Restaurant information
- Rating: 1 Michelin star
- City: Colerne (Wilts), nr. Bath
- Country: England
- Coordinates: 51°27′22″N 2°15′22″W﻿ / ﻿51.456°N 2.256°W
- Website: www.lucknampark.co.uk

= Lucknam Park =

Lucknam Park is a luxury hotel, spa and restaurant in west Wiltshire, England, about 5 km north-west of Corsham and 11 km north-east of Bath. The core of its building is a Grade II listed country house built in the late 17th or early 18th century. The hotel's restaurant has held one star in the Michelin Guide since 2006.

==House==
A farm on the site, about 1 mi north of Colerne village, was bought in 1688 by James Wallis, a wealthy Trowbridge cloth manufacturer who had also purchased the nearby manors of North Wraxall and Biddestone. He began construction of the mansion which was probably completed by his son Ezekiel. The property later had a succession of owners, including the Methuen family in the late 18th century and the Walmesley family from 1870 to 1918. John Walmesley (c.1775–1873) of Preston, Lancashire married Ellen, daughter of Richard Godolphin Long of Rood Ashton House, Wiltshire; their son Richard (1816–1893), lawyer and JP, is described as "of Lucknam".

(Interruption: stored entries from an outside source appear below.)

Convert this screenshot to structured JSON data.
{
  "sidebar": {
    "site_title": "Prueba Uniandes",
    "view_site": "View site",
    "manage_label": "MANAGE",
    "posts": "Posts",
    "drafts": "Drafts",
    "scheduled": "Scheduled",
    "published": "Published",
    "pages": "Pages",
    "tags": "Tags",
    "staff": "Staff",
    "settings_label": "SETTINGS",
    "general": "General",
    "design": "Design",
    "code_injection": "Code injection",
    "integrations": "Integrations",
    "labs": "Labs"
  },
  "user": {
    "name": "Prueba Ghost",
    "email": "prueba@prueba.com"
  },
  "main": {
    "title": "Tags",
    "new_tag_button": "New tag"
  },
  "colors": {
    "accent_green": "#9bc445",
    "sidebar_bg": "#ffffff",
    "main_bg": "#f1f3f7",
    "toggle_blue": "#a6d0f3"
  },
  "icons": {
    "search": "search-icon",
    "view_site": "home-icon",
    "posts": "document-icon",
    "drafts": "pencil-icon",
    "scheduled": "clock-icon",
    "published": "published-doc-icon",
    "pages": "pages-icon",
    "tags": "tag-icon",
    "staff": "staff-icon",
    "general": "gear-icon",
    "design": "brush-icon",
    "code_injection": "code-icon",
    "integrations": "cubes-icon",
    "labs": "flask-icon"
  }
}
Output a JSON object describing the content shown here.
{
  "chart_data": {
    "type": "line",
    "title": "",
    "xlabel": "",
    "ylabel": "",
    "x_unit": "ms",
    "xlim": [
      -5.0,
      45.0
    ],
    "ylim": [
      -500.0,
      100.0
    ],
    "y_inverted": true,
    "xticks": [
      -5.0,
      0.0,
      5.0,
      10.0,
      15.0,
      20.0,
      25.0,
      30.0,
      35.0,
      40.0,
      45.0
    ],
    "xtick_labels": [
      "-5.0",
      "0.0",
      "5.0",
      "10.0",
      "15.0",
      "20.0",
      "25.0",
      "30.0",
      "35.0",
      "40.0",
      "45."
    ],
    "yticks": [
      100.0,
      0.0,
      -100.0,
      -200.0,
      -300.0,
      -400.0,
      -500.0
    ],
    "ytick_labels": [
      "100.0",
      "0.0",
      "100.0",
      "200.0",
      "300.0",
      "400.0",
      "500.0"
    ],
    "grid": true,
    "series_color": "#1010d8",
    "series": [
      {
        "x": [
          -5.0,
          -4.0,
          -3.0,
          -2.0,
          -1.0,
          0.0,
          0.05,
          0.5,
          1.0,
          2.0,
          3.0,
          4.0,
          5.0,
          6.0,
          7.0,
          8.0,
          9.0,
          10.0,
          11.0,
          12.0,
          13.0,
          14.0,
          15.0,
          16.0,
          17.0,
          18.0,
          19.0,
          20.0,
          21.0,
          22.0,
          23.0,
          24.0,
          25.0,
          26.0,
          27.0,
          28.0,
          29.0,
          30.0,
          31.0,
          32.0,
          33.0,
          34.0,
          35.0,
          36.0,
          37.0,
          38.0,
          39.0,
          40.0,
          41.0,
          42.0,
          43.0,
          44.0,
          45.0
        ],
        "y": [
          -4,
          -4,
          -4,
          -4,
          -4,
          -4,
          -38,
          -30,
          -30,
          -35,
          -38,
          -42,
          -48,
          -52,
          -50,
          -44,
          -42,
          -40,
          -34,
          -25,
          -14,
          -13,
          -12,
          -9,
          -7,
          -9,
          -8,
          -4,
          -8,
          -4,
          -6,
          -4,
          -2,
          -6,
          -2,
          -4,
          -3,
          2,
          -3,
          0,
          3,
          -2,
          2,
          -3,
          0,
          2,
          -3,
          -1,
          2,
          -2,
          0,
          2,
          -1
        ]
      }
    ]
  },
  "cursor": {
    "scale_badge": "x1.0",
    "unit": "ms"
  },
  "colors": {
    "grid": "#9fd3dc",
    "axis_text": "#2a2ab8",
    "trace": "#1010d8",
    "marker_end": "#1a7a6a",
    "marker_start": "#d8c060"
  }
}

The two-storey Wallis house forms the three-bay centre of the present building. In 1827 it was bought by Andreas Boode (1763–1844), a Dutch-British owner of plantations in Demerara which used enslaved labour. He had the house re-fronted in ashlar, with a ground-floor loggia having four pairs of Doric columns, and greatly enlarged it by adding two-storey wings on both sides: each has three bays and is terminated by a two-storey bowed pavilion. The resulting facade is described by Orbach as "impressively long".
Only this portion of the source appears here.